In my 30 years of observing the very sad general Gringo incapacity to grasp the idioma, it comes down to that. The ego doesn't like the laughing. There is also a more serious degree of ignorance {and perhaps mental illness} that sets in here. The non speaker begins to feel {and this may happen the first week they are here} that the native speakers are "talking about me and laughing". Usually this occurs in a restaurant where the folks at an adjoining table may be glancing our way in a friendly manner, and since I know the lingo, I have to say in 30 years I've never seen an actual case of
the imagined ridicule.
The gringo that adopts this view is the gringo that even I do my best to avoid.
I am not at all saying that G is in this category or the bad grammar category, but I will say this, and in fact do say it to the other North American English speakers here all the time.
Living in a country and not speaking the language is like swimming without getting wet.

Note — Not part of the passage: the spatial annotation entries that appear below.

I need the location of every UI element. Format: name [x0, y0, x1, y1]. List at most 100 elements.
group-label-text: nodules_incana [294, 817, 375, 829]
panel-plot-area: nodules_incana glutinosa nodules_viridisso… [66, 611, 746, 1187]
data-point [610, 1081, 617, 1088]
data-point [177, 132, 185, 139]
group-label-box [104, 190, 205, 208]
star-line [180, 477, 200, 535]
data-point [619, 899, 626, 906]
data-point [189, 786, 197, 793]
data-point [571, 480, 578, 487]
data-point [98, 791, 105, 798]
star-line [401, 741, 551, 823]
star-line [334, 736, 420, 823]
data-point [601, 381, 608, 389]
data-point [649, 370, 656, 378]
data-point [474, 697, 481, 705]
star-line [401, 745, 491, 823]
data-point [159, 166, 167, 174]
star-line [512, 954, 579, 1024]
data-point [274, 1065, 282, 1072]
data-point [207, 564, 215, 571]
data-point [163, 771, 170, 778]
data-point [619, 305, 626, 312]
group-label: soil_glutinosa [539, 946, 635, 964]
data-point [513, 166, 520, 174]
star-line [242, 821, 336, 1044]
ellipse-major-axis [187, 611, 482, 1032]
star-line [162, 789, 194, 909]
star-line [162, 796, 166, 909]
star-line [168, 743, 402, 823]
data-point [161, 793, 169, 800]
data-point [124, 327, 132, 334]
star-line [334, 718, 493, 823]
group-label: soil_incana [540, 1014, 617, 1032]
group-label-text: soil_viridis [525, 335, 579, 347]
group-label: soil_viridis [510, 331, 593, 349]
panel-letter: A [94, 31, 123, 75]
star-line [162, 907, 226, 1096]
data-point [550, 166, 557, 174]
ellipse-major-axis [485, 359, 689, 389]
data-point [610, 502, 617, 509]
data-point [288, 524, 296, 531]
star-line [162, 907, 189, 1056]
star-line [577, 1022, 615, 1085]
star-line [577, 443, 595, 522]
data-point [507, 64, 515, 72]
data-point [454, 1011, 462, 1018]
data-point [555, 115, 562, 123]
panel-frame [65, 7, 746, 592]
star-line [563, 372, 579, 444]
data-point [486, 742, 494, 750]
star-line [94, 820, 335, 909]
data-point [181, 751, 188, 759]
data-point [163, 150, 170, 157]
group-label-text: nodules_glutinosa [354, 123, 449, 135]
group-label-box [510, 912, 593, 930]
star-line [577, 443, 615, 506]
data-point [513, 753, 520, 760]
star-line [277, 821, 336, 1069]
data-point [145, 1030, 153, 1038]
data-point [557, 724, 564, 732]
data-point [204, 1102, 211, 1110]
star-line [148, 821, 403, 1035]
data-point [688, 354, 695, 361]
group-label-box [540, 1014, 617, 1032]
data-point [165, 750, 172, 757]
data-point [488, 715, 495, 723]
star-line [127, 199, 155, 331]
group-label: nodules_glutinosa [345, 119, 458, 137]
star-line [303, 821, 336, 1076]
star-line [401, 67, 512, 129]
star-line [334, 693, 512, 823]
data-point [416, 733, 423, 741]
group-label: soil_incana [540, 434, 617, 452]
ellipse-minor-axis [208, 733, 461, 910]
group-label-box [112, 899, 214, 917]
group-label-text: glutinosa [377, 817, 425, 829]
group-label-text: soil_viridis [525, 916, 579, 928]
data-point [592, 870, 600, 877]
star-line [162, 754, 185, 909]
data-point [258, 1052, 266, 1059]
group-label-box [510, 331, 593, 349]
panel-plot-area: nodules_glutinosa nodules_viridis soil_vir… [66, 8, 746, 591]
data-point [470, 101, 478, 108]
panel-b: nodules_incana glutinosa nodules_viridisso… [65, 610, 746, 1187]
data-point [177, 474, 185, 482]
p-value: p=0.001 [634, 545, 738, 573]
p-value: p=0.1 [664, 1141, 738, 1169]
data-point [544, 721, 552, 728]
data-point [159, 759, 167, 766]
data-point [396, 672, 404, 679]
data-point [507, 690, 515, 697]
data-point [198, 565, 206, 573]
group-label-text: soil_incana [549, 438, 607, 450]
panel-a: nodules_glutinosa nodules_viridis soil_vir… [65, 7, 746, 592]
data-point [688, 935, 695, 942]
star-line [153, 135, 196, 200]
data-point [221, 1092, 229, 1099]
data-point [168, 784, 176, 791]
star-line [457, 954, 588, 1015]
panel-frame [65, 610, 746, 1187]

Why would you want to ever do that?
Buen Viaje G and enjoy being laughed at. Been there, done that,
laughed along with my fellows. What occurs is that the laughers become your mentors and they adopt you as a project. I learned Spanish by speaking it, I have no schooling. In order to expand my abilities beyond buying food and building homes I read {present and past tense} the most erudite newspaper I could find. I might add that although my IQ is considered off the scale, in school I never did any actual studying and as a result was one of the world's worst language students learning very little of several languages other than English which I seemed to absorb by, you guessed, reading the New York papers at the age of three. So, even though I, typical Gringo Flojo in the language department, never learned a damn thing in school, I learned French by being laughed at by my French wife and Spanish by being laughed at by everyone in town, and thus, I recommend the technique. BTW, for anyone amongst the readers who doubts the viewpoint of G about the Island Life, I must state that he is very accurate. He is also very accurate about his sociological navigations in Peru. I would accept the advice as Bible. BUT, be sure Dr. Cepeda isn't on a little vacacion before you go. Call that Farmacia to find out. Ask them anything. In Spanish.